Орлова я немного знал. Это был старый нечаевец, переживший разные фазы, русского интеллигентского брожения, прошедший через нигилизм к какой-то странной религии, отчасти напоминавшей богочеловечество. Незадолго перед этим я видел его на вечере у Златовратского. Разговор шел о растерянности и апатии, охватившей молодежь в эти восьмидесятые годы. Двое или трое юношей сидели вокруг какого-то небольшого человека, подвижного, широкоплечего, с быстрыми темными глазами и курчавыми волосами. Я не слышал, о чем шла речь, но все общество, беспорядочно заполнявшее приемную Златовратских, повернулось к этой группе, когда курчавый человек внезапно вскочил со стула, с шумом откинул его, выпрямился и, сверкая глазами, громко крикнул своим молодым собеседникам:

— У вас нет бога? Вы не знаете, перед кем вам преклониться? Преклонитесь передо мною! Я — бог…

Я с любопытством подошел к этой группе. Молодые люди с любопытством смотрели на новоявленное божество, видимо, озадаченные его заявлением, а курчавый человек, сверкая глазами, говорил что-то быстро, пламенно и непонятно. Мне показалось в его речи что-то знакомое, и я вспомнил Маликова, когда он проповедывал свое богочеловечество. Только у Маликова все выходило более внушительно. Когда он увлекался, его некрасивое лицо загоралось вдохновением, голос вибрировал, гремел и отзывался глубокими, невольно волнующими нотами. У теперешнего оратора это было как-то мельче. Он как будто сердился. Было, пожалуй, пламенно, но не глубоко. Мне показалось, что опустошенная душа этого бывшего нигилиста случайно наполнилась маликовским содержанием. Вскоре он погас, так же внезапно, как и вспыхнул, только глаза его долго горели огоньком беспредметного гнева.

На мои вопросы Златовратский сказал, что Орлов человек очень хороший, в своем роде замечательный, и еще недавно написал рассказ «Пьяная ночь», который не может быть напечатан по цензурным условиям, но необыкновенный по силе и талантливости. Теперь он как будто толстовец. Лев Николаевич порой ходит к нему в Бутырки, где Орлов живет полунищим, полуфилософом с большой семьей, существующей на случайные заработки отца. Маликов, которого я видел незадолго, тоже много говорил об этом человеке.

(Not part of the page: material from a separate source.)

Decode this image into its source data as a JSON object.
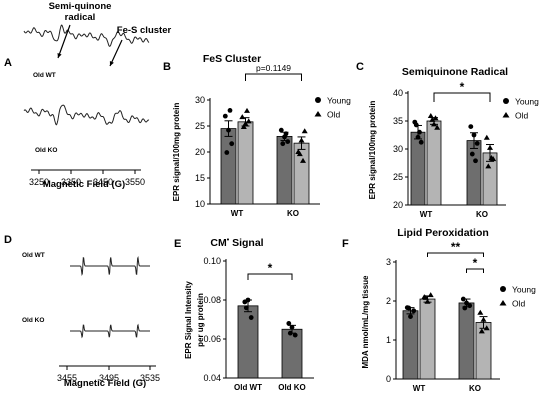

По его словам, Орлов то преклоняется перед Толстым, то ругает его. Между прочим, приходя в Бутырки, Толстой, как художник, любуется его обстановкой, оборванными и одичалыми детишками и, сидя среди этой мелюзги, повторяет благодушно:

— Как у вас хорошо! Как я вам завидую!

Еще одна фигура осталась в моей памяти. Это был О-в, занимавшийся перепиской религиозных сочинений Льва Николаевича.

Он еще не так давно служил на одной из субсидированных железных дорог и после нескольких лет бросил службу, получив по выходе крупную награду. На эти деньги он открыл под Москвой молочную ферму, быстро прогорел и теперь переписывает и продает новое евангелие и «В чем моя вера».

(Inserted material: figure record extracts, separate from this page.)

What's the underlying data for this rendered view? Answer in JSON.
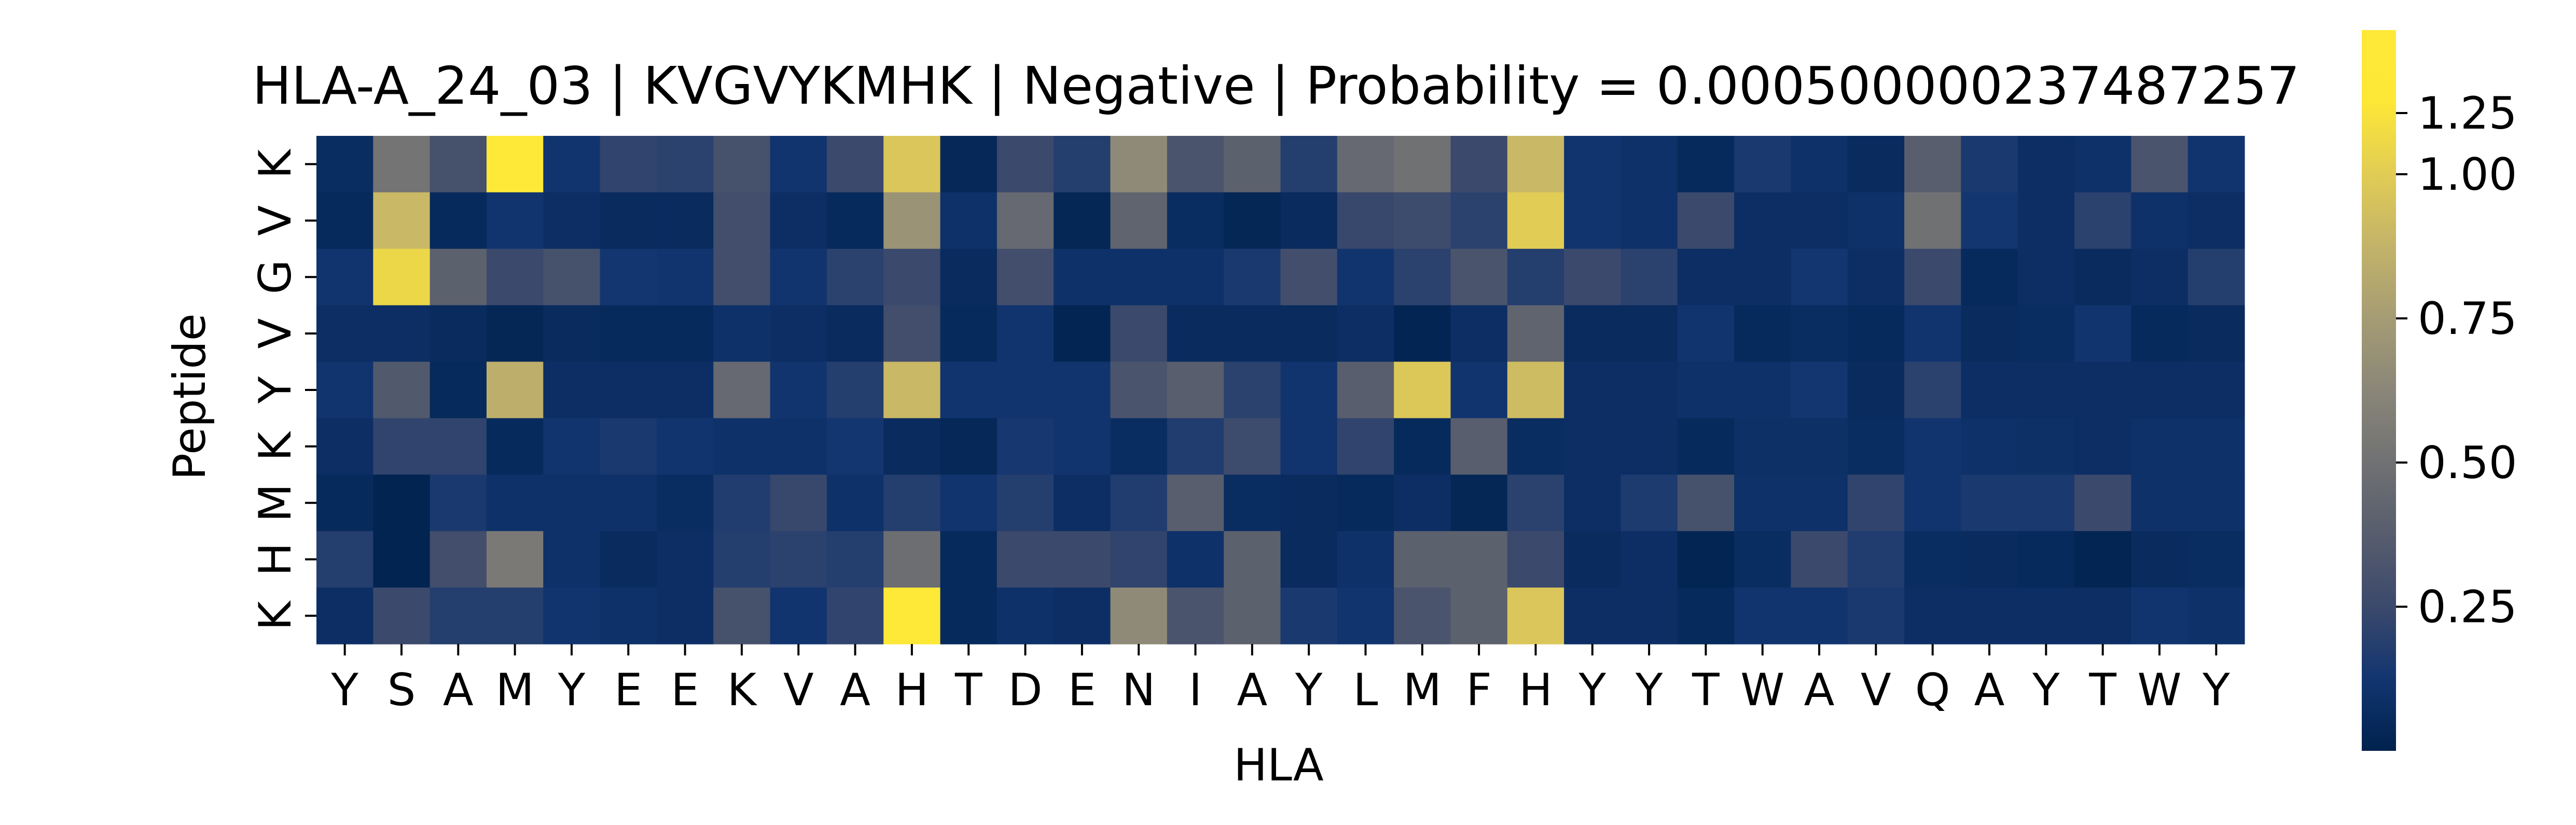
{
  "chart_data": {
    "type": "heatmap",
    "title": "HLA-A_24_03 | KVGVYKMHK | Negative | Probability = 0.000500000237487257",
    "xlabel": "HLA",
    "ylabel": "Peptide",
    "x_labels": [
      "Y",
      "S",
      "A",
      "M",
      "Y",
      "E",
      "E",
      "K",
      "V",
      "A",
      "H",
      "T",
      "D",
      "E",
      "N",
      "I",
      "A",
      "Y",
      "L",
      "M",
      "F",
      "H",
      "Y",
      "Y",
      "T",
      "W",
      "A",
      "V",
      "Q",
      "A",
      "Y",
      "T",
      "W",
      "Y"
    ],
    "y_labels": [
      "K",
      "V",
      "G",
      "V",
      "Y",
      "K",
      "M",
      "H",
      "K"
    ],
    "colormap": "cividis",
    "colorbar_range": [
      0.0,
      1.25
    ],
    "colorbar_ticks": [
      0.25,
      0.5,
      0.75,
      1.0
    ],
    "colorbar_tick_labels": [
      "0.25",
      "0.50",
      "0.75",
      "1.00"
    ],
    "colorbar_top_label": "1.25",
    "values": [
      [
        0.07,
        0.52,
        0.3,
        1.25,
        0.12,
        0.22,
        0.2,
        0.3,
        0.12,
        0.25,
        0.97,
        0.04,
        0.25,
        0.18,
        0.65,
        0.32,
        0.4,
        0.18,
        0.45,
        0.5,
        0.25,
        0.9,
        0.12,
        0.1,
        0.05,
        0.15,
        0.1,
        0.06,
        0.38,
        0.15,
        0.08,
        0.1,
        0.32,
        0.12
      ],
      [
        0.05,
        0.9,
        0.05,
        0.12,
        0.08,
        0.06,
        0.06,
        0.28,
        0.08,
        0.05,
        0.7,
        0.1,
        0.45,
        0.03,
        0.42,
        0.07,
        0.03,
        0.06,
        0.24,
        0.26,
        0.2,
        1.0,
        0.12,
        0.1,
        0.25,
        0.08,
        0.08,
        0.1,
        0.5,
        0.13,
        0.08,
        0.2,
        0.1,
        0.08
      ],
      [
        0.12,
        1.05,
        0.4,
        0.25,
        0.3,
        0.13,
        0.12,
        0.28,
        0.12,
        0.2,
        0.25,
        0.06,
        0.28,
        0.1,
        0.1,
        0.1,
        0.15,
        0.28,
        0.12,
        0.2,
        0.32,
        0.18,
        0.25,
        0.2,
        0.08,
        0.08,
        0.13,
        0.08,
        0.25,
        0.05,
        0.08,
        0.06,
        0.08,
        0.18
      ],
      [
        0.08,
        0.08,
        0.06,
        0.03,
        0.06,
        0.05,
        0.05,
        0.1,
        0.08,
        0.06,
        0.28,
        0.05,
        0.12,
        0.02,
        0.25,
        0.06,
        0.06,
        0.06,
        0.08,
        0.02,
        0.08,
        0.42,
        0.06,
        0.06,
        0.12,
        0.05,
        0.07,
        0.05,
        0.12,
        0.06,
        0.07,
        0.12,
        0.05,
        0.06
      ],
      [
        0.12,
        0.35,
        0.05,
        0.85,
        0.08,
        0.08,
        0.08,
        0.45,
        0.12,
        0.18,
        0.9,
        0.12,
        0.12,
        0.12,
        0.32,
        0.38,
        0.2,
        0.12,
        0.38,
        0.98,
        0.12,
        0.92,
        0.08,
        0.08,
        0.1,
        0.1,
        0.13,
        0.06,
        0.2,
        0.08,
        0.08,
        0.08,
        0.08,
        0.08
      ],
      [
        0.08,
        0.22,
        0.22,
        0.05,
        0.12,
        0.15,
        0.12,
        0.1,
        0.1,
        0.13,
        0.06,
        0.04,
        0.14,
        0.12,
        0.07,
        0.17,
        0.26,
        0.12,
        0.22,
        0.05,
        0.38,
        0.07,
        0.08,
        0.08,
        0.05,
        0.09,
        0.09,
        0.07,
        0.12,
        0.1,
        0.09,
        0.08,
        0.1,
        0.1
      ],
      [
        0.05,
        0.01,
        0.15,
        0.1,
        0.1,
        0.1,
        0.07,
        0.17,
        0.24,
        0.1,
        0.18,
        0.12,
        0.18,
        0.08,
        0.17,
        0.38,
        0.07,
        0.06,
        0.05,
        0.08,
        0.03,
        0.2,
        0.08,
        0.16,
        0.3,
        0.1,
        0.1,
        0.22,
        0.12,
        0.15,
        0.15,
        0.25,
        0.1,
        0.1
      ],
      [
        0.18,
        0.01,
        0.28,
        0.55,
        0.1,
        0.06,
        0.08,
        0.18,
        0.2,
        0.18,
        0.48,
        0.05,
        0.25,
        0.25,
        0.22,
        0.1,
        0.4,
        0.06,
        0.1,
        0.4,
        0.4,
        0.25,
        0.06,
        0.08,
        0.02,
        0.07,
        0.25,
        0.17,
        0.07,
        0.06,
        0.05,
        0.02,
        0.06,
        0.07
      ],
      [
        0.08,
        0.25,
        0.18,
        0.18,
        0.12,
        0.1,
        0.08,
        0.3,
        0.12,
        0.22,
        1.25,
        0.05,
        0.1,
        0.08,
        0.65,
        0.32,
        0.4,
        0.15,
        0.12,
        0.32,
        0.4,
        0.97,
        0.08,
        0.08,
        0.05,
        0.12,
        0.12,
        0.15,
        0.08,
        0.08,
        0.08,
        0.08,
        0.12,
        0.1
      ]
    ]
  }
}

Орлов был мрачен. О-в держался как-то настороже, и оба страстно при каждом случае комментировали положения нового толстовского учения.

В кабинете на стенах и на стульях висели, и лежали листы из альбома иллюстраций Ге к небольшим рассказам Толстого. Показывая их, Толстой восхищался рисунком, говорил, что они совершенно точно выражают его замыслы, и потом сказал:

— Хочу вот найти издателя для двух альбомов. Сначала один подороже, для богатых людей. Старик вот без штанов ходит. Надо старику на штаны собрать. Потом издадим подешевле, для народа…

В это время в другом конце комнаты закипел спор. Орлов и О-в спорили с Златовратским.